Poster

Variant-Aware Off-Target Analysis for Informed Guide RNA Selection

Abstract

Background: The specificity of CRISPR-based gene editing is critical for therapeutic success and safety. Off-target activity may cause unintended modifications, potentially disrupting normal gene function or introducing harmful genetic alterations. Careful consideration of off-target effects during guide RNA selection and development can significantly reduce these risks. It is also important to account for genetic diversity within human populations when evaluating off-target effects to effectively assess and mitigate risks in target patient populations. In this study, we combined in-silico and biochemical methods to implement a variant-aware approach for selecting guide RNA (gRNA) for editing the PCSK9 gene while considering population-scale genetic diversity. We then utilized the ONE-seq assay to obtain in-depth biochemical data, to thoroughly characterize off-target risk.

Methods: As described below, we generated data for guides targeting the PCSK9 gene using the CRISPR-Cas9 nuclease system while considering common variants in the major human superpopulations.

  • Guide Profiler™ - This in silico computational tool was used to assess off-target risk profiles for eight candidate gRNAs against the human reference genome (Hg38) and 3,502 haplotype-phased genomes.
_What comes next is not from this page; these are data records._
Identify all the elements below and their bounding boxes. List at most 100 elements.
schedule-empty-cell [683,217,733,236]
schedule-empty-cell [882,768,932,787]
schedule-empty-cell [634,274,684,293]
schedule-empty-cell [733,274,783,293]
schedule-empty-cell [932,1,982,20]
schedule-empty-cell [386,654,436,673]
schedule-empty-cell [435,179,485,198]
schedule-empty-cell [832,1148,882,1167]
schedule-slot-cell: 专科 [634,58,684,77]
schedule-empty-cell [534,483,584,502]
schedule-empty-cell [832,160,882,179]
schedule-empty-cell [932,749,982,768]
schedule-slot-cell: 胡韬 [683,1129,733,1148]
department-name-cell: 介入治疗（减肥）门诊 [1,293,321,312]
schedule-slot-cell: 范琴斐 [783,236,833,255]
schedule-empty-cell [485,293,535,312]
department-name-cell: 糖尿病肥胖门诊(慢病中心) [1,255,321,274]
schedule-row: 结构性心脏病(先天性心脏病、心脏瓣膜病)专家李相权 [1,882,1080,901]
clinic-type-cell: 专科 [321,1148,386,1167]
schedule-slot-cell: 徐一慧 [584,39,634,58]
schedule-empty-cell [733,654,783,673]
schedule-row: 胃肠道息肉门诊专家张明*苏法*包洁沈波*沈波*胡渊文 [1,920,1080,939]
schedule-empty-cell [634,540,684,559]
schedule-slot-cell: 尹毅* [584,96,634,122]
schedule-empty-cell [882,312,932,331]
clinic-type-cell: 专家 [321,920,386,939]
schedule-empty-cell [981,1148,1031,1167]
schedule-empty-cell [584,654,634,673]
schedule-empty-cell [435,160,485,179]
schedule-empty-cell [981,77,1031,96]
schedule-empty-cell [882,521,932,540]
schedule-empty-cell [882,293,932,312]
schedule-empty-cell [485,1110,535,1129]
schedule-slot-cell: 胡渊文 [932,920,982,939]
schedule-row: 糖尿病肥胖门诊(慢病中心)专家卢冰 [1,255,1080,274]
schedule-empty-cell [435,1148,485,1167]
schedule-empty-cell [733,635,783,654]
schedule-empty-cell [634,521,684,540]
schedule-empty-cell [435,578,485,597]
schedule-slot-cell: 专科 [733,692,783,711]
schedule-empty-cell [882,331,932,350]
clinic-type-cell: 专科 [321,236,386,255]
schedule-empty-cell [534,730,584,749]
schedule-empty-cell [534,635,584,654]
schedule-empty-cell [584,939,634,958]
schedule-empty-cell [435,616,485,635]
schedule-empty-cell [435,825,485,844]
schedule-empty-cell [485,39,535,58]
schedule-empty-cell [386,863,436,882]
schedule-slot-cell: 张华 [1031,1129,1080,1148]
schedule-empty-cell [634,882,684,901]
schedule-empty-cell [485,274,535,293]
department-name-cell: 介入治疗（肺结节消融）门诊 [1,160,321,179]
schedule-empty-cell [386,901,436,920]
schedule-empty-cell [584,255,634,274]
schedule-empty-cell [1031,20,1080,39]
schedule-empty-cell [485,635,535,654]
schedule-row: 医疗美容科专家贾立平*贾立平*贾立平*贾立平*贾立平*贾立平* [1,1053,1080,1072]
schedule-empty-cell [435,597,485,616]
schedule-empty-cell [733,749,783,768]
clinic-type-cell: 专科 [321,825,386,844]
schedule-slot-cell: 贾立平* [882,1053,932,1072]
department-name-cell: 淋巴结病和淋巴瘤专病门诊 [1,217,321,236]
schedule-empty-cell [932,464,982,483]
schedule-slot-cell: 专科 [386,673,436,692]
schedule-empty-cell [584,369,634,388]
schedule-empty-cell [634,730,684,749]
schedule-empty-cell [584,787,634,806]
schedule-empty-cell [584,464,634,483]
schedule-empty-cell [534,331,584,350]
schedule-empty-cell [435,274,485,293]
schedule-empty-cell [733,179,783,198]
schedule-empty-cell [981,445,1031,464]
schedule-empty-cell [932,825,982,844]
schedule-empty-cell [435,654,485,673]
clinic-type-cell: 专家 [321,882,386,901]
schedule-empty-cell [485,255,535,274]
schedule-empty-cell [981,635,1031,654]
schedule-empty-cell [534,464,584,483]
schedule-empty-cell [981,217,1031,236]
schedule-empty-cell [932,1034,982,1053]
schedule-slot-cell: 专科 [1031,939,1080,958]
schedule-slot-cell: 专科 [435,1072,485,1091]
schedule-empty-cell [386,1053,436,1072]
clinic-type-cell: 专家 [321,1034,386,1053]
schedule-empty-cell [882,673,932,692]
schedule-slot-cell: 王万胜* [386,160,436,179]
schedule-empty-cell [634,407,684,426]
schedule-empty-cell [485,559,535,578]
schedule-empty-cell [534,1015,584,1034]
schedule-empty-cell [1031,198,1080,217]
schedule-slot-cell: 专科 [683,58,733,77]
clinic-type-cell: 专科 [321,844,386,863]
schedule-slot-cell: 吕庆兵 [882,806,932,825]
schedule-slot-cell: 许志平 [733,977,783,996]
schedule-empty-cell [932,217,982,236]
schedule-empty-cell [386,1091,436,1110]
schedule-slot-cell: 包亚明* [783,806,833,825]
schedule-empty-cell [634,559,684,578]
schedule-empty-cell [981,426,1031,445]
The guides were ranked based on off-target burden, functional annotation and proximity to coding and regulatory regions. To evaluate the tool's utility in ranking off-target risks, PCSK9-1, PCSK9-3 and PCSK9-4 were selected for further screening.
  • Guide Select™ - A multiplexed, variant-aware biochemical assay was performed for these three guides, covering all off-target sites with an edit distance of 4 from the guide sequence. The assay identified PCSK9-1 as the most specific, based on cleavage efficiency and off-target activity across diverse genetic backgrounds.
  • ONE-seq™ - A high-sensitivity, variant-aware biochemical assay was performed for a comprehensive off-target risk assessment of PCSK9-1, mapping cleavage sites genome-wide and prioritizing high-risk loci through biochemical validation and deep sequencing.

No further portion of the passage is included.